Ucrania se mantiene entre los países con uso agrícola más intenso: las tierras agrícolas ocupan alrededor del 56,8 por ciento del territorio. Esto refuerza el papel del agro como motor de exportación y como eje relevante para inversión en la etapa de recuperación.
Aun así, una gran proporción de suelo agrícola no equivale automáticamente a activos invertibles. Para el capital, lo decisivo es la gobernanza: derechos claros, regulación predecible y transparencia en arrendamientos, impuestos y reportes.
Qué indica el ranking para inversores
El conjunto de datos citado compara la proporción de tierra apta para agricultura por país. En este ranking, Bangladesh y Dinamarca lideran, mientras que Moldavia y Ucrania se ubican muy por encima del promedio mundial.
- Base competitiva: escala y calidad de suelo sostienen suministro para procesamiento y exportación.
- Más valor: el mayor potencial suele estar en almacenamiento, logística y procesamiento.
- Alineación con la UE: suben exigencias de cumplimiento, pero mejora la bancabilidad de proyectos sólidos.
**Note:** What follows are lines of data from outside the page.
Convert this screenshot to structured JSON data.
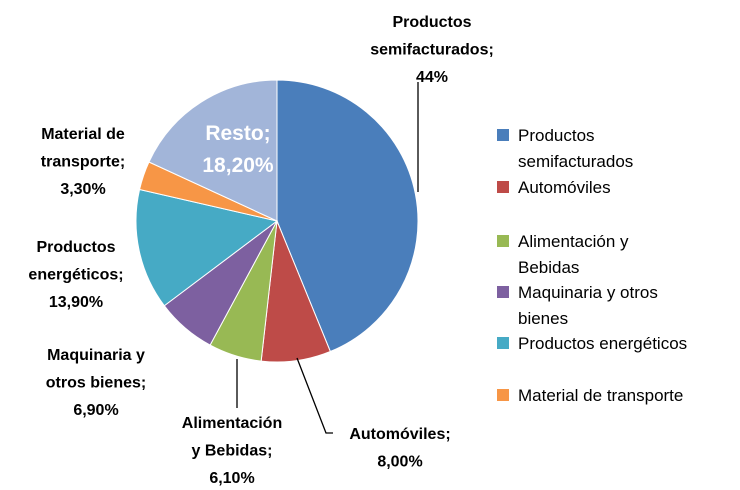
{
  "chart_data": {
    "type": "pie",
    "categories": [
      "Productos semifacturados",
      "Automóviles",
      "Alimentación y Bebidas",
      "Maquinaria y otros bienes",
      "Productos energéticos",
      "Material de transporte",
      "Resto"
    ],
    "values": [
      44,
      8.0,
      6.1,
      6.9,
      13.9,
      3.3,
      18.2
    ],
    "value_labels": [
      "Productos semifacturados; 44%",
      "Automóviles; 8,00%",
      "Alimentación y Bebidas; 6,10%",
      "Maquinaria y otros bienes; 6,90%",
      "Productos energéticos; 13,90%",
      "Material de transporte; 3,30%",
      "Resto; 18,20%"
    ],
    "colors": [
      "#4a7ebb",
      "#be4b48",
      "#98b954",
      "#7d60a0",
      "#46aac5",
      "#f79646",
      "#a2b5d9"
    ]
  }
}
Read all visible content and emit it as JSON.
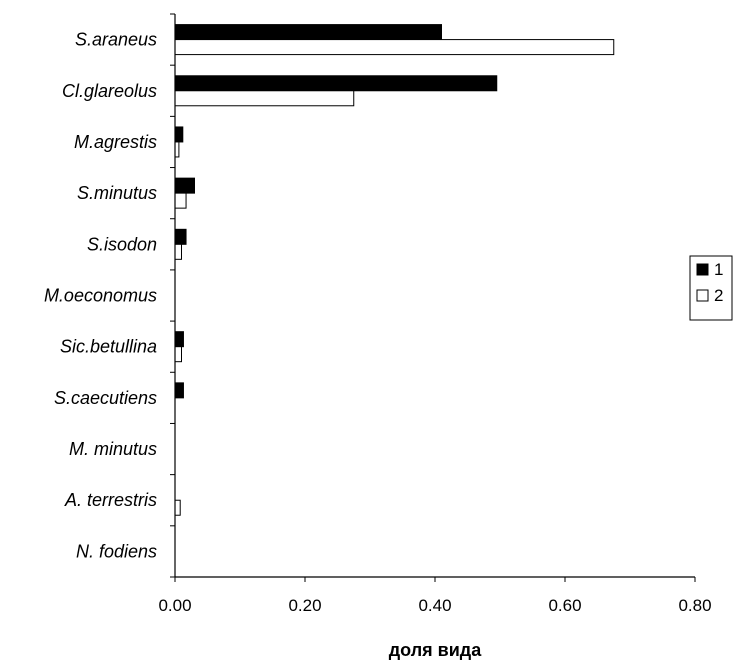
{
  "chart_data": {
    "type": "bar",
    "orientation": "horizontal",
    "categories": [
      "S.araneus",
      "Cl.glareolus",
      "M.agrestis",
      "S.minutus",
      "S.isodon",
      "M.oeconomus",
      "Sic.betullina",
      "S.caecutiens",
      "M. minutus",
      "A. terrestris",
      "N. fodiens"
    ],
    "series": [
      {
        "name": "1",
        "color": "#000000",
        "values": [
          0.41,
          0.495,
          0.012,
          0.03,
          0.017,
          0,
          0.013,
          0.013,
          0,
          0,
          0
        ]
      },
      {
        "name": "2",
        "color": "#ffffff",
        "values": [
          0.675,
          0.275,
          0.006,
          0.017,
          0.01,
          0,
          0.01,
          0,
          0,
          0.008,
          0
        ]
      }
    ],
    "xlabel": "доля вида",
    "xlim": [
      0,
      0.8
    ],
    "xticks": [
      "0.00",
      "0.20",
      "0.40",
      "0.60",
      "0.80"
    ],
    "grid": false,
    "legend_position": "right"
  }
}
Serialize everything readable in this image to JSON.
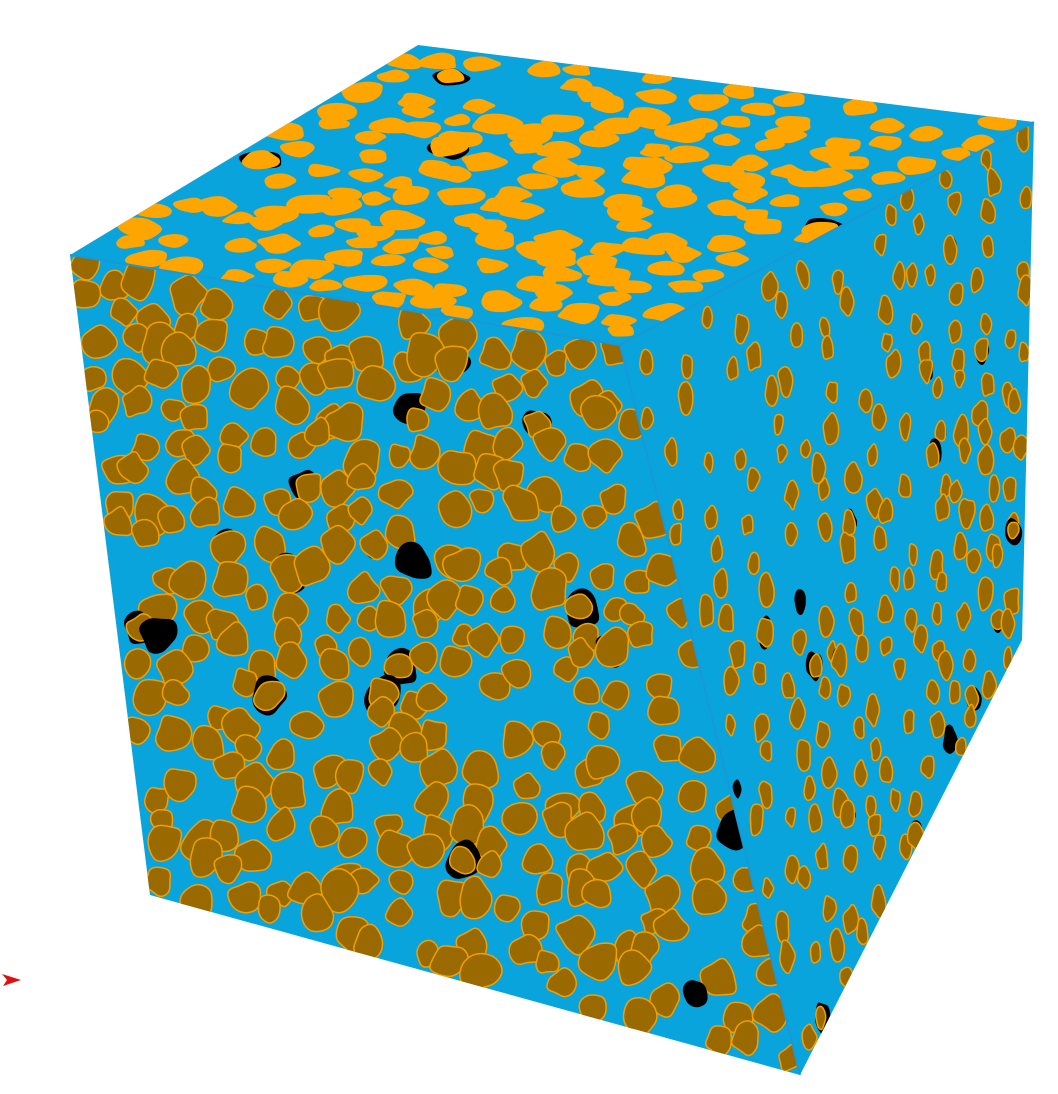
{
  "scene": {
    "subject": "porous-rock-cube",
    "colors": {
      "background": "#ffffff",
      "pore_fluid": "#0aa4dc",
      "grain_top": "#ffa500",
      "grain_side": "#9a6a00",
      "grain_side_edge": "#f0a000",
      "void": "#000000",
      "cube_edge": "#1899d6"
    },
    "axis_marker": {
      "icon": "axis-arrow-icon",
      "color": "#e01010"
    }
  }
}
El riesgo del uso informal de tierras
El informe también subraya una limitación: una parte significativa se cultiva fuera del marco legal. Estimaciones oficiales hablan de unos 4 millones de hectáreas en sombra, con pérdidas fiscales y competencia despareja.
Para inversores y financiadores, esto se traduce en un punto crítico de due diligence. Documentación limpia, contratos verificables y volúmenes transparentes serán cada vez más importantes para acceder a crédito, seguros y socios de exportación.
Qué vigilar a continuación
La inversión dependerá de avances en calidad del registro de tierras y reducción del uso informal. Si mejoran la aplicación y los datos, la ventaja de tierra puede convertirse en una cartera más amplia de proyectos agrarios escalables y listos para financiar.